Atrial fibrillation, the rapid and uncoordinated beating of the upper chambers of the heart, is a fairly common disorder that has been linked to an increased risk of blood clots and strokes. Now, researchers have found that dementia occurs quite frequently in the years following a diagnosis of atrial fibrillation.
Dr. Teresa S. M. Tsang at the Mayo Clinic in Rochester, Minnesota and colleagues identified 2837 patients first diagnosed with atrial fibrillation between 1986 and 2000, and who were followed until 2004.
Dementia was diagnosed in 299 patients during an average follow-up of 4.6 years. The incidence rate of dementia was more than three times higher in the overall group than among residents in the local county aged 50 years and older, the investigators report in the European Heart Journal.

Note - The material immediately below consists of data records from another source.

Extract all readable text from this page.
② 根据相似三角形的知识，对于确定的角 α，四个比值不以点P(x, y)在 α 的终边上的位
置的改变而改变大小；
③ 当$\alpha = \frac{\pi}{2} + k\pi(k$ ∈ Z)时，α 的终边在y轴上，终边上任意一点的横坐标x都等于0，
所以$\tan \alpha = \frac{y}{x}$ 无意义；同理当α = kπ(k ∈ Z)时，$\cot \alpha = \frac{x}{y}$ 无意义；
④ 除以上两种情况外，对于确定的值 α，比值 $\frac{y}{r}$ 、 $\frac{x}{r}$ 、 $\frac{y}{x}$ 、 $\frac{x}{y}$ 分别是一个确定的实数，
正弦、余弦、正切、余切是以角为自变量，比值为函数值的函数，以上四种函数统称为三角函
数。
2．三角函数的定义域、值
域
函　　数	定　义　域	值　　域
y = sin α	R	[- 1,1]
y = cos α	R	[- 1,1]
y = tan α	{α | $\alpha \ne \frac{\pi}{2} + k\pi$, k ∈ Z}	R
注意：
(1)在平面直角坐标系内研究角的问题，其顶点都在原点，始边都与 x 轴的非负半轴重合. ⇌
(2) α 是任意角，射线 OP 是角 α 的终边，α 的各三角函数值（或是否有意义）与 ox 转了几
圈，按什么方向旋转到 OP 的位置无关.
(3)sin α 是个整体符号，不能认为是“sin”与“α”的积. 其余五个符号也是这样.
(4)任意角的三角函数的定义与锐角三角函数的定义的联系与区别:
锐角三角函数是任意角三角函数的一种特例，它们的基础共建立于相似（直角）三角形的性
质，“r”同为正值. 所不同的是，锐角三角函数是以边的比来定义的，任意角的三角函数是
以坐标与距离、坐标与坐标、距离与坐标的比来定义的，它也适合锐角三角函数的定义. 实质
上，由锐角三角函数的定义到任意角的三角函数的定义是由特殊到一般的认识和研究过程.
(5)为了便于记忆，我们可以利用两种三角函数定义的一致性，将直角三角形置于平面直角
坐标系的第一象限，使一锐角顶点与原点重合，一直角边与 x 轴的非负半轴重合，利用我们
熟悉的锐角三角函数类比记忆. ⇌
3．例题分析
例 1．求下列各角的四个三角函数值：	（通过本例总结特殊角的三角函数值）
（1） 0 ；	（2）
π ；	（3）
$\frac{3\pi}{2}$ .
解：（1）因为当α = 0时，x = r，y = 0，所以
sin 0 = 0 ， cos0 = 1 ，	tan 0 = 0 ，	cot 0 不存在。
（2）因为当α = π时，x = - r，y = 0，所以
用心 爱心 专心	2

The mortality rate was also higher among those with atrial fibrillation-related dementia compared to those who remained mentally intact.
In another analysis comparing their cohort with the age-matched general Minnesota population, the team estimated that atrial fibrillation increased the risk of dying by 80 percent prior to a diagnosis of dementia, and by approximately threefold after onset of dementia.
Tsang and her associates suggest that “silent” strokes or blood clots affecting blood flow to the brain may explain the increased risk of dementia linked to atrial fibrillation.